Während Sam ihren ersten Schluck Wein zu sich nimmt, blickt sie aus dem Augenwinkel zu Damon hinüber. Der Junge ist so unglaublich groß und erwachsen geworden. In einigen Monaten wird er achtzehn, wirkt aber wie ein fünfundzwanzigjähriger. Er hat sehr viel mitmachen und erleben müssen, trotz dessen, dass alle noch immer versuchen ihn und die anderen Kids aus dem Leben der Hunde rauszuhalten. Zwar weiß Damon was seine Eltern sind und welchen Nebenjob sie haben, dennoch interessiert es ihn keineswegs. Niemals fragt er irgendetwas oder unterstellt ihnen etwas. Er nimmt es einfach hin, ohne es zu verurteilen.

»Damon.« Fragend blickt der Junge zu Sam hinüber. Die streicht sich mit einer Hand über das Kinn und zeigt dann auf das ihres Patenjungen.

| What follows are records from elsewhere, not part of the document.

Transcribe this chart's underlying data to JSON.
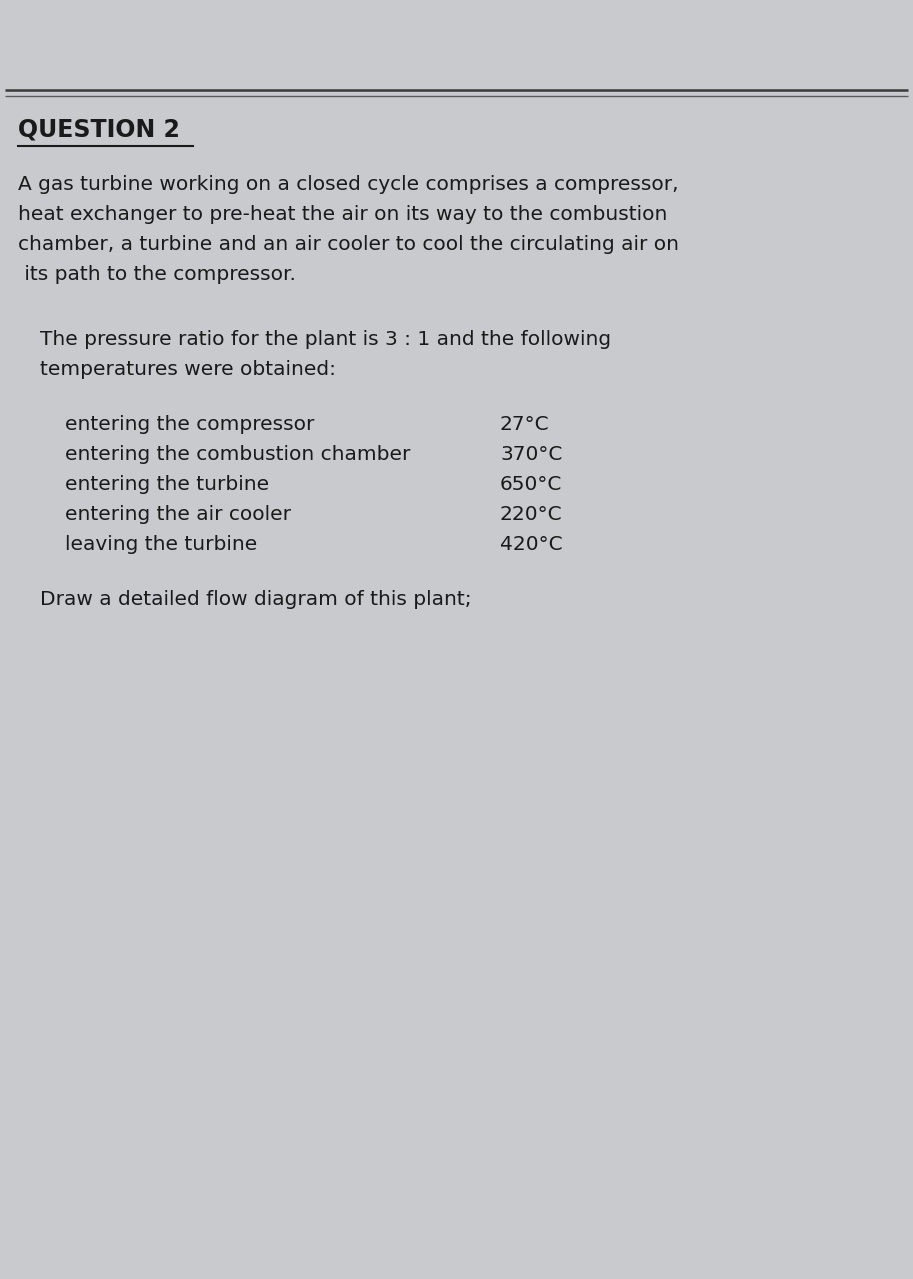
{
  "background_color": "#c8cace",
  "title": "QUESTION 2",
  "title_fontsize": 17,
  "paragraph1_lines": [
    "A gas turbine working on a closed cycle comprises a compressor,",
    "heat exchanger to pre-heat the air on its way to the combustion",
    "chamber, a turbine and an air cooler to cool the circulating air on",
    " its path to the compressor."
  ],
  "paragraph2_lines": [
    "The pressure ratio for the plant is 3 : 1 and the following",
    "temperatures were obtained:"
  ],
  "table_left_col": [
    "entering the compressor",
    "entering the combustion chamber",
    "entering the turbine",
    "entering the air cooler",
    "leaving the turbine"
  ],
  "table_right_col": [
    "27°C",
    "370°C",
    "650°C",
    "220°C",
    "420°C"
  ],
  "paragraph3": "Draw a detailed flow diagram of this plant;",
  "font_color": "#1a1a1a",
  "body_fontsize": 14.5,
  "title_underline_color": "#1a1a1a"
}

»Du hast da was. Ich glaube ein Fussel, oder so.« Kaum verengen sich Damons Augen zu einem giftigen Blick, beginnt Sam schallend zu lachen. Sie weiß, dass der Junge es keineswegs ausstehen kann, wenn man ihn auf seinen Bart anspricht, den er sich voller Stolz und mit großer Mühe wachsen lässt. Das was ihm da aber aus dem Gesicht sprießt hat noch keineswegs Ähnlichkeit mit einem Bart. Es sieht eher aus, wie eine Horde schwarzgefärbter Spinnweben.

Dafür kann er aber mit einem kräftigen Körper punkten. Der dauerhafte Besuch eines Fitneßstudios trug schon früh Früchte. Und als Damon in der Schule dann auch noch feststellte, dass die Mädchen darauf abfahren, war es schwer ihn von den Gewichten loszureißen. Er mutiert mehr und mehr zu einem Mann, der sich tatsächlich sehen lassen kann. Er kommt seinem Vater unfassbar gleich.

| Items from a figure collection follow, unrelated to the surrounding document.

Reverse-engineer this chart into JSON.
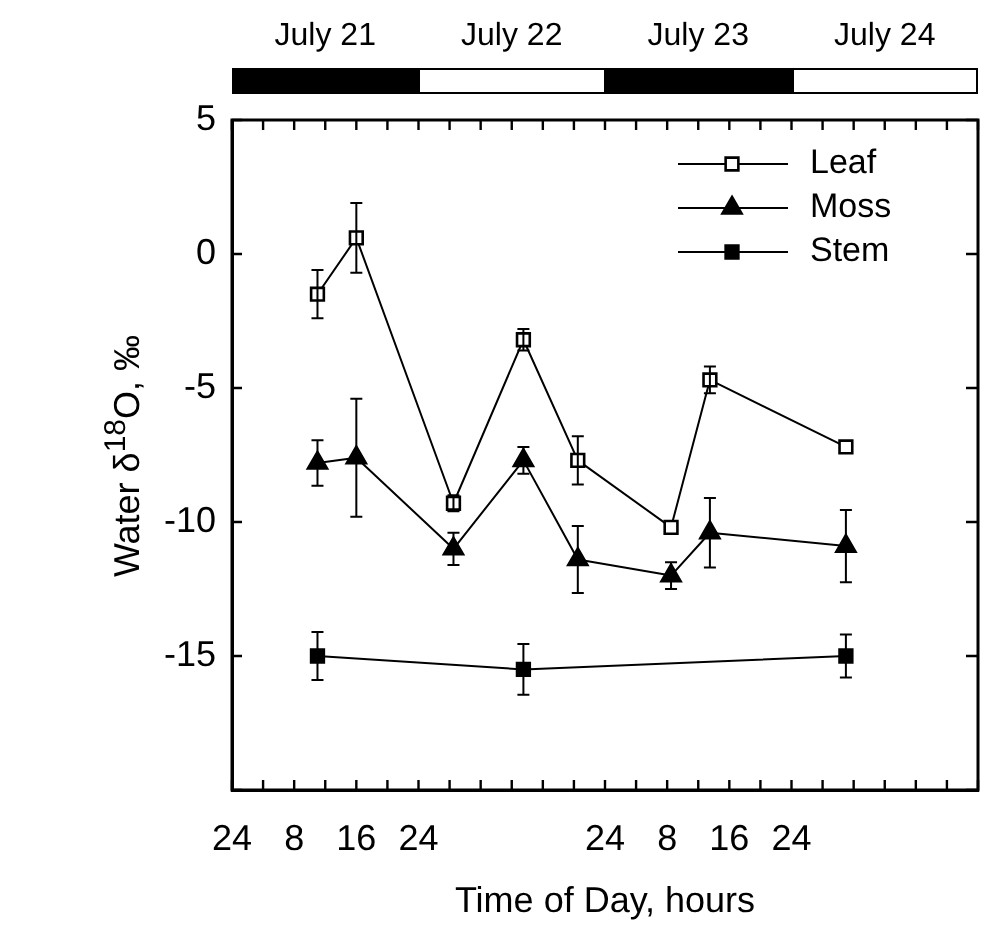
{
  "chart_data": {
    "type": "line",
    "xlabel": "Time of Day, hours",
    "ylabel": "Water δ$^{18}$O, ‰",
    "xlim": [
      "--07-21T00:00",
      "--07-25T00:00"
    ],
    "xticks": [
      {
        "value": "--07-21T00:00",
        "label": "24"
      },
      {
        "value": "--07-21T04:00",
        "label": null
      },
      {
        "value": "--07-21T08:00",
        "label": "8"
      },
      {
        "value": "--07-21T12:00",
        "label": null
      },
      {
        "value": "--07-21T16:00",
        "label": "16"
      },
      {
        "value": "--07-21T20:00",
        "label": null
      },
      {
        "value": "--07-22T00:00",
        "label": "24"
      },
      {
        "value": "--07-22T04:00",
        "label": null
      },
      {
        "value": "--07-22T08:00",
        "label": null
      },
      {
        "value": "--07-22T12:00",
        "label": null
      },
      {
        "value": "--07-22T16:00",
        "label": null
      },
      {
        "value": "--07-22T20:00",
        "label": null
      },
      {
        "value": "--07-23T00:00",
        "label": "24"
      },
      {
        "value": "--07-23T04:00",
        "label": null
      },
      {
        "value": "--07-23T08:00",
        "label": "8"
      },
      {
        "value": "--07-23T12:00",
        "label": null
      },
      {
        "value": "--07-23T16:00",
        "label": "16"
      },
      {
        "value": "--07-23T20:00",
        "label": null
      },
      {
        "value": "--07-24T00:00",
        "label": "24"
      },
      {
        "value": "--07-24T04:00",
        "label": null
      },
      {
        "value": "--07-24T08:00",
        "label": null
      },
      {
        "value": "--07-24T12:00",
        "label": null
      },
      {
        "value": "--07-24T16:00",
        "label": null
      },
      {
        "value": "--07-24T20:00",
        "label": null
      },
      {
        "value": "--07-25T00:00",
        "label": null
      }
    ],
    "ylim": [
      -20,
      5
    ],
    "yticks": [
      5,
      0,
      -5,
      -10,
      -15,
      {
        "value": -20,
        "label": null
      }
    ],
    "legend": "top right",
    "annotations": [
      "July 21",
      "July 22",
      "July 23",
      "July 24"
    ],
    "series": [
      {
        "name": "Leaf",
        "color": "#000000",
        "marker": "square-open",
        "x": [
          "--07-21T11:00",
          "--07-21T16:00",
          "--07-22T04:30",
          "--07-22T13:30",
          "--07-22T20:30",
          "--07-23T08:30",
          "--07-23T13:30",
          "--07-24T07:00"
        ],
        "values": [
          -1.5,
          0.6,
          -9.3,
          -3.2,
          -7.7,
          -10.2,
          -4.7,
          -7.2
        ],
        "errors": [
          0.9,
          1.3,
          0.3,
          0.4,
          0.9,
          null,
          0.5,
          null
        ]
      },
      {
        "name": "Moss",
        "color": "#000000",
        "marker": "triangle",
        "x": [
          "--07-21T11:00",
          "--07-21T16:00",
          "--07-22T04:30",
          "--07-22T13:30",
          "--07-22T20:30",
          "--07-23T08:30",
          "--07-23T13:30",
          "--07-24T07:00"
        ],
        "values": [
          -7.8,
          -7.6,
          -11.0,
          -7.7,
          -11.4,
          -12.0,
          -10.4,
          -10.9
        ],
        "errors": [
          0.85,
          2.2,
          0.6,
          0.5,
          1.25,
          0.5,
          1.3,
          1.35
        ]
      },
      {
        "name": "Stem",
        "color": "#000000",
        "marker": "square",
        "x": [
          "--07-21T11:00",
          "--07-22T13:30",
          "--07-24T07:00"
        ],
        "values": [
          -15.0,
          -15.5,
          -15.0
        ],
        "errors": [
          0.9,
          0.95,
          0.8
        ]
      }
    ]
  }
}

Sams Gelächter wandert über den ganzen Tisch und nimmt ihre Freunde fast gefangen. Nach und nach beginnen alle zu lachen, auch wenn es auf Damons Kosten ist. Sie sind froh, dass das Abendessen und das kleine Zusammentreffen nicht so steif ablaufen, wie es eigentlich jeder erwartet hat.